When you import the dictionary to the script, the bot will recognize the entity in requests containing one of the possible synonyms.

Value

The data associated with the entity.

The data may be represented by a string without quotes or a JavaScript object. Here you can add any relevant information in order to access it from the script.

tip
For example, when adding multiple synonyms into the entity name, you may specify its primary, normalized name in the entity value.

Example

For example, here is a fragment of a dictionary of proper names:

150;John, Johnny;{"name": "John", "sex": "m"}
151;Jane;{"name": "Jane", "sex": "f"}
152;Jennifer, Jenniffer;{"name": "Jennifer", "sex": "f"}
153;Joaquin;{"name": "Joaquin", "sex": "m"}

Importing a dictionary

Dictionaries can be imported via the require tag. Specify the path to the file, as well as the values of the name and var parameters:

require: dicts/names.csv
name = Names
var = $Names

Dictionary name

The dictionary name, specified after name, is used for defining a named entity which uses the dictionary:

patterns:
$name = $entity<Names>

Variable name

The variable name var is used for accessing the dictionary contents directly from script snippets, converters in particular.
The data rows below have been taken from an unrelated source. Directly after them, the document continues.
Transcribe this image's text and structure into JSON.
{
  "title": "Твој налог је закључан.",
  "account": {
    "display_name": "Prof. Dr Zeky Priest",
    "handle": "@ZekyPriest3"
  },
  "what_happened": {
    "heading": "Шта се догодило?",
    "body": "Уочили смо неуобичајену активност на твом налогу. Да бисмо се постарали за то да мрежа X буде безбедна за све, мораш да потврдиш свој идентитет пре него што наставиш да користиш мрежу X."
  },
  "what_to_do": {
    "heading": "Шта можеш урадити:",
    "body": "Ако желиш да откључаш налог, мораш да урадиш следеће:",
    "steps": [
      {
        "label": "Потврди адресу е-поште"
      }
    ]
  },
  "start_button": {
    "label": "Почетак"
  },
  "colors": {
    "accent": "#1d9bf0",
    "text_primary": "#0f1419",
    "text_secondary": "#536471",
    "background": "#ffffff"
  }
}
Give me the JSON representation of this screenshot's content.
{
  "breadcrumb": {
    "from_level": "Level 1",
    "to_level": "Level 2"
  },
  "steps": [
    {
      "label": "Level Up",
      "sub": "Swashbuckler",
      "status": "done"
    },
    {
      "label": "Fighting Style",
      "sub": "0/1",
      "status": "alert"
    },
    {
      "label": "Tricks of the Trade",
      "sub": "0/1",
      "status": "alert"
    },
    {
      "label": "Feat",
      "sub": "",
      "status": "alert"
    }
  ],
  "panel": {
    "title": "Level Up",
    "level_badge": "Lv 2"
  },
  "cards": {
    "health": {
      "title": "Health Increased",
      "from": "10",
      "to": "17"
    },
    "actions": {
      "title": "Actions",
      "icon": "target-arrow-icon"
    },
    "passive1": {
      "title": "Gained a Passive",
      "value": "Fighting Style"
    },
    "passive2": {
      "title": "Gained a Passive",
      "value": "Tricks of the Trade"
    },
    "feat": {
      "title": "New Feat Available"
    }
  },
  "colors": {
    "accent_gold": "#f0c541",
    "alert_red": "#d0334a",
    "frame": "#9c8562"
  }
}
For example, if we pass the $Names variable into the log function, an object with the following structure will be printed into the log:

{
"150": {
"id": "150",
"alternameNames": [
"John",
"Johnny"
],
"value": {
"name": "John",
"sex": "m"
}
},
"151": {
// ...
}
}

Morphologic variance

By default, entity synonyms are recognized in all their morphologic forms. For example, consider the following dictionary of programming languages:

1;Python;{"developers": ["Guido van Rossum"], "date_appeared": 1991}
2;Go;{"developers": ["Robert Griesemer", "Rob Pike", "Ken Thompson"], "date_appeared": 1995}

The entity using this dictionary will match the languages in all morphological forms, including pythons, as well as went.

caution
All synonyms must be in their canonical forms.

If such behavior is undesirable, you can specify an additional strict parameter when importing the dictionary:

require: dicts/languages.csv
name = Language
var = $Language
strict = true

With this parameter on, synonyms will only be recognized in the forms they have in the dictionary.